ラジオ放送の開始
【概説】
1925年(大正14年)、東京放送局(現在のNHK)によって東京・芝浦から日本初のラジオ放送(仮放送)が開始された出来事。音声を用いた画期的な情報伝達手段の登場であり、大正デモクラシー期における大衆文化の発展と全国的な普及に決定的な役割を果たした。
放送開始への道程と時代背景
1920年にアメリカで世界初となるラジオの商業放送が開始されると、日本でも無線通信技術への関心が高まった。日本におけるラジオ放送の実現を大きく後押しした契機の一つが、1923年(大正12年)の関東大震災である。未曾有の災害により電話や電報といった有線の通信網が寸断され、流言蜚語が飛び交う大混乱が生じた。
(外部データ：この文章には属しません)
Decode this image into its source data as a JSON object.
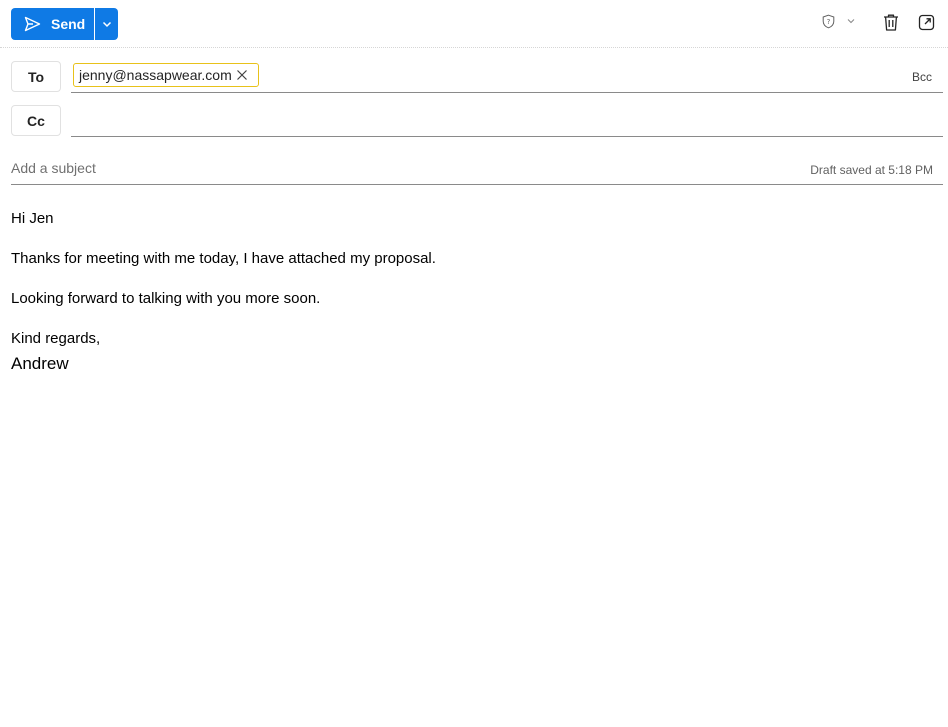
{
  "toolbar": {
    "send_label": "Send",
    "icons": [
      "send-icon",
      "chevron-down-icon",
      "sensitivity-icon",
      "trash-icon",
      "popout-icon"
    ]
  },
  "recipients": {
    "to_label": "To",
    "cc_label": "Cc",
    "bcc_label": "Bcc",
    "to_chips": [
      "jenny@nassapwear.com"
    ]
  },
  "subject": {
    "placeholder": "Add a subject",
    "value": "",
    "draft_status": "Draft saved at 5:18 PM"
  },
  "body": {
    "greeting": "Hi Jen",
    "line1": "Thanks for meeting with me today, I have attached my proposal.",
    "line2": "Looking forward to talking with you more soon.",
    "closing": "Kind regards,",
    "signature": "Andrew"
  },
  "colors": {
    "accent": "#0f7ae5",
    "chip_border": "#e8c21a"
  }
}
この痛ましい経験から、災害時にも一斉かつ迅速に正確な情報を伝達できる新たなメディアとして、無線通信を用いたラジオ放送の早期実現が国家的な急務として認識されたのである。
仮放送の実施と日本放送協会の設立
1924年(大正13年)、逓信省はラジオ放送の強い影響力と公益性に鑑み、営利事業ではなく公益法人による事業として許可する方針を固めた。そして1925年(大正14年)3月22日、東京・芝浦の東京高等工芸学校(現在の千葉大学工学部)内に設けられた仮送信所から、社団法人東京放送局(コールサイン:JOAK)による日本初のラジオ仮放送が開始された。同年7月には愛宕山から本放送が開始され、続いて大阪(JOBK)、名古屋(JOCK)でも相次いで放送が始まった。翌1926年(大正15年)にはこれら3局が統合されて日本放送協会が設立され、全国的な放送網の整備が強力に推し進められていった。
ラジオがもたらした大衆文化の成熟
ラジオ放送の登場は、大正デモクラシーを背景とした大衆文化の形成と普及に決定的な役割を果たした。新聞や雑誌といった活字メディアとは異なり、文字の読めない層にも音声を通じて直接情報を届けることができたため、情報格差の是正に大きく貢献した。さらに、ニュースや天気予報といった実用情報だけでなく、音楽、演芸(落語や浪曲)、ラジオドラマ、さらには1927年(昭和2年)から始まる全国中等学校優勝野球大会(現在の夏の甲子園)の実況中継など、多種多様な娯楽番組が提供された。これにより、人々は自宅にいながらリアルタイムで同じ体験を共有できるようになり、国民的な一体感と均質化された「大衆」が形成されていく基盤となった。
国家によるメディア統制とプロパガンダ機関への変容
一方で、ラジオという強力なマス・メディアの誕生は、時の政府にとって国民の世論を誘導・統制するための絶好の手段でもあった。当初から放送内容は逓信省の厳格な検閲の下に置かれており、自由な報道には一定の制限が課せられていた。1930年代に入り、満州事変(1931年)から日中戦争、そして太平洋戦争へと至る戦時体制のなかで、ラジオは国家総動員体制の一翼を担うようになる。娯楽番組は次第に縮小され、軍部の戦果発表(大本営発表)や国威発揚のための番組が放送の主体となり、国民を戦争へ動員するための強力なプロパガンダ機関として機能していくことになったのである。